Ling is a retired CPA from Palm Beach, Florida who for the last five years has spent 6 hours per week tutoring accounting. Ling teaches accounting to keep busy, not because she wants to make a profit. However, given the nature of her activity she has made money from tutoring for four of the last five years. Since her activity meets the three of five years test, her tutoring would be considered a business and her expenses would be fully deductible on her Schedule C.


  • Typically, the IRS will consider your activity a hobby if you are not trying to make a profit, whereas it would consider your activity a business if you are trying to profit. While this may seem like an easy distinction to make, for some part-timers it may not be so black and white.
  • Generally, your activity would be considered a business if your income from the activity exceeds your related deductions for at least three out of five consecutive years.
  • If your activity does not meet the three of five years test, you still may be able to consider your activity a business if some or all of the following apply (these are just a few of the criteria, refer to our diagram for a complete list): Does the amount of time you spend indicate you are trying to make a profit? Do you depend on income from the activity? Do you conduct the activity in a professional manner? Do you have the knowledge to make it a successful business? Have you been successful in the past making a profit from similar activities?
  • If your activity is classified as a business your revenues and expenses will be reported on your Schedule C. If your activity is classified as a hobby your income from the activity (if any) should be reported on line 21 of your Form 1040 while your expenses (limited to your gross income from the activity) should be reported on line 23 of your Schedule A (if you itemize), and will be deductible subject to the 2% of AGI floor.

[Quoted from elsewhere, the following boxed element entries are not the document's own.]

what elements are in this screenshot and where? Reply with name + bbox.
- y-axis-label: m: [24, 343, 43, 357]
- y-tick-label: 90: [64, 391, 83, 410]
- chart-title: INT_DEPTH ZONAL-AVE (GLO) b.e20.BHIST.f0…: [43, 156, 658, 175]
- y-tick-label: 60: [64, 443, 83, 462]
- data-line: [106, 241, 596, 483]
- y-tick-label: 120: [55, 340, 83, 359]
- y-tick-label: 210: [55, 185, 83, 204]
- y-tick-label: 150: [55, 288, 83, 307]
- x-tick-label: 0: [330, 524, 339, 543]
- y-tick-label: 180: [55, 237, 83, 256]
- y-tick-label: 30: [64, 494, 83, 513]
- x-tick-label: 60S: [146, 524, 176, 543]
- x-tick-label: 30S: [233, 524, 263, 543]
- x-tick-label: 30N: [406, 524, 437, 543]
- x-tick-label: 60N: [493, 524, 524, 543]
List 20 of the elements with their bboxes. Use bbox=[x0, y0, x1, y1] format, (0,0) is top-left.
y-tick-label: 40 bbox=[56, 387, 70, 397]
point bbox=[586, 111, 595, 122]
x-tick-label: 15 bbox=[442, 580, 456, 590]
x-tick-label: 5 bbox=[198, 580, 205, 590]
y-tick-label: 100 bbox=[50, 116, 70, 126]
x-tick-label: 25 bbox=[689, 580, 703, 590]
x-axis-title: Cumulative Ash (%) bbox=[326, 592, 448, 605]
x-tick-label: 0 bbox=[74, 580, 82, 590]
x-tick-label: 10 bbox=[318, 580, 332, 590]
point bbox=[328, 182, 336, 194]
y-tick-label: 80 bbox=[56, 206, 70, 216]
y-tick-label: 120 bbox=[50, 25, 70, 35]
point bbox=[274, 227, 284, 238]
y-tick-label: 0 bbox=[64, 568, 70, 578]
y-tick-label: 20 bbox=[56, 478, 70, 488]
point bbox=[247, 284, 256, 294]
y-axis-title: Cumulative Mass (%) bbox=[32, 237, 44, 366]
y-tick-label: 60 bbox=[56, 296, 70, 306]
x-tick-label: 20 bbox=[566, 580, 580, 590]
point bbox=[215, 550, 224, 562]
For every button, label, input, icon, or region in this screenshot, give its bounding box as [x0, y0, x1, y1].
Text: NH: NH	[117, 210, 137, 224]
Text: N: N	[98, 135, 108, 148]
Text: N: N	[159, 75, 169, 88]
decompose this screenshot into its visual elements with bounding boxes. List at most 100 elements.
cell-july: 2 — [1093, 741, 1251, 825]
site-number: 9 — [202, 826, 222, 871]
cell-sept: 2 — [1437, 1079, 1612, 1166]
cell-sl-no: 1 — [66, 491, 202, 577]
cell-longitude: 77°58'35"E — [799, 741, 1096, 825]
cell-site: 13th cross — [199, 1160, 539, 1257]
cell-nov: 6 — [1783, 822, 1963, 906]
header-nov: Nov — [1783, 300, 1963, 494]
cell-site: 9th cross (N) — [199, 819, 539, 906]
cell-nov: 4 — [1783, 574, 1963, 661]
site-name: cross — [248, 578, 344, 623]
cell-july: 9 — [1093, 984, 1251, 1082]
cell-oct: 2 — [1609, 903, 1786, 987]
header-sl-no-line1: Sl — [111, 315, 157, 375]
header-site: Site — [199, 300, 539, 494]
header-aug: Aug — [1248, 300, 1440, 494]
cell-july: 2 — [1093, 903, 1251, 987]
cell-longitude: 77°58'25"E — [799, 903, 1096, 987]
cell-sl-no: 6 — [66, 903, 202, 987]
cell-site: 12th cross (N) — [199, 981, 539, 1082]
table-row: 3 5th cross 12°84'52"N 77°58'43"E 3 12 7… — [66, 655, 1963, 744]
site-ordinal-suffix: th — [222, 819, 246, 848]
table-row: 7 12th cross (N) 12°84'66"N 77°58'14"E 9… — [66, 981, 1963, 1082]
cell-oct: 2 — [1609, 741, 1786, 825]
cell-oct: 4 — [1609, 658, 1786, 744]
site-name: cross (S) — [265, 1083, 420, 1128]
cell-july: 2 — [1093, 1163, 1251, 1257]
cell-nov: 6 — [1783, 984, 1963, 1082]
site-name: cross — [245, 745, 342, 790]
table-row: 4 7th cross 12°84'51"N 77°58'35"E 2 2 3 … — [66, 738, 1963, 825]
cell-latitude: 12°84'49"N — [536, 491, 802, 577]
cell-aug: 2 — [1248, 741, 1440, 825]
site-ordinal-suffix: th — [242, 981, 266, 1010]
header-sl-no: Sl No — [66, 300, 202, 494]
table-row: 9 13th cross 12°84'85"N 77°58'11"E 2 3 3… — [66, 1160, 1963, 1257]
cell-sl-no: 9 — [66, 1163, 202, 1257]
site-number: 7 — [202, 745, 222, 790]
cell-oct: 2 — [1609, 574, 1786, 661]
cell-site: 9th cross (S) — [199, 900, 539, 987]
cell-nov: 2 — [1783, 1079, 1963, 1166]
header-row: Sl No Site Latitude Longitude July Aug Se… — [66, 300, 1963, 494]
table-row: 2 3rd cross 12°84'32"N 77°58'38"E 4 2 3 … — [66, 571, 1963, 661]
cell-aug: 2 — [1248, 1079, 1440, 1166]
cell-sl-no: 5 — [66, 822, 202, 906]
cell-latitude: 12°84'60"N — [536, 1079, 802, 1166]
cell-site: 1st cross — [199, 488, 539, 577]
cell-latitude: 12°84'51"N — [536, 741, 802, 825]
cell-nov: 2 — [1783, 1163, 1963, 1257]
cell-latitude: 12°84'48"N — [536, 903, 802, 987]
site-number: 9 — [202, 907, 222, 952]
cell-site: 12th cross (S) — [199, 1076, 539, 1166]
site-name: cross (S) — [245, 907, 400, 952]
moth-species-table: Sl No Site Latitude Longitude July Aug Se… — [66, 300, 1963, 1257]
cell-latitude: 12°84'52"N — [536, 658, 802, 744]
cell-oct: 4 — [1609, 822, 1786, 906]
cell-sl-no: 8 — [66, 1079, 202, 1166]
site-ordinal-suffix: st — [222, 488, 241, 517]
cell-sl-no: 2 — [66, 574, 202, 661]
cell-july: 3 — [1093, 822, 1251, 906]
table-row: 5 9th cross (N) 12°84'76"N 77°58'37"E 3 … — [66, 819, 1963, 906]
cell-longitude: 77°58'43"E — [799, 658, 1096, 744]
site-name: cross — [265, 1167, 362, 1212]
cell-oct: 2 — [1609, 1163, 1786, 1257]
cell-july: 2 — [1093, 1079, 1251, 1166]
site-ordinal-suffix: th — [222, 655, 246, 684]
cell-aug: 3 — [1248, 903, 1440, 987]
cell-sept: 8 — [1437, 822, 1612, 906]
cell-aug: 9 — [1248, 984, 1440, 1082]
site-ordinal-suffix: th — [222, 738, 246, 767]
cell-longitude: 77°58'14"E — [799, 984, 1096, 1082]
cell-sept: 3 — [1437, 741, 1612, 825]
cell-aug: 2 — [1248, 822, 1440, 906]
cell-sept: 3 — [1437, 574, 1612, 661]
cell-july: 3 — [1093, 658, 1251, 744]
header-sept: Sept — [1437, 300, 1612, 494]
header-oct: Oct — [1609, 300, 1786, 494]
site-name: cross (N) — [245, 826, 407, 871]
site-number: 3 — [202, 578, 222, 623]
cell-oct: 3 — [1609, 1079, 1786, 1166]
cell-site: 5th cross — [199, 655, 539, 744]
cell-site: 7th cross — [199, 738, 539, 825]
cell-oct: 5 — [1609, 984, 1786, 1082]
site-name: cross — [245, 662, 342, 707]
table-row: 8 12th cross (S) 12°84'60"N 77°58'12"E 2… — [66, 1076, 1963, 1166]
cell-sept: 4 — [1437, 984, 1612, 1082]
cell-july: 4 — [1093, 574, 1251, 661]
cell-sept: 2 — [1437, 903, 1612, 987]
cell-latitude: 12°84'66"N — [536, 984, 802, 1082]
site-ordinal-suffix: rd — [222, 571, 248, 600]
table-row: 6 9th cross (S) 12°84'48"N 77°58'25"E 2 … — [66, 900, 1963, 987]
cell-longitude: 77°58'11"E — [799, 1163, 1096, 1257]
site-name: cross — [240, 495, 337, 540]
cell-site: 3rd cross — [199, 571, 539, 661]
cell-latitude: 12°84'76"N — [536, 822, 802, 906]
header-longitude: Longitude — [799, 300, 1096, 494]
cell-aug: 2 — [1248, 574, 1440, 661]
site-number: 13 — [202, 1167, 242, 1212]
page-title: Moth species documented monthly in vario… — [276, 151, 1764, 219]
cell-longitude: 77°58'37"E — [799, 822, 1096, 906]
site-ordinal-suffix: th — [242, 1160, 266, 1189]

Also, note that you must deduct your hobby expenses in a specific order until you reach your gross income limit, starting with deductions you could take for personal and business activities (mortgage interest, taxes, etc.), followed by regular business deductions (advertising, utilities, etc.), and lastly by deductions related to property (depreciation, amortization, etc.).
  • If your activity is considered a business you will be subject to self employment tax, however, if it is considered a hobby you will not have to pay self employment tax on the income from your activity.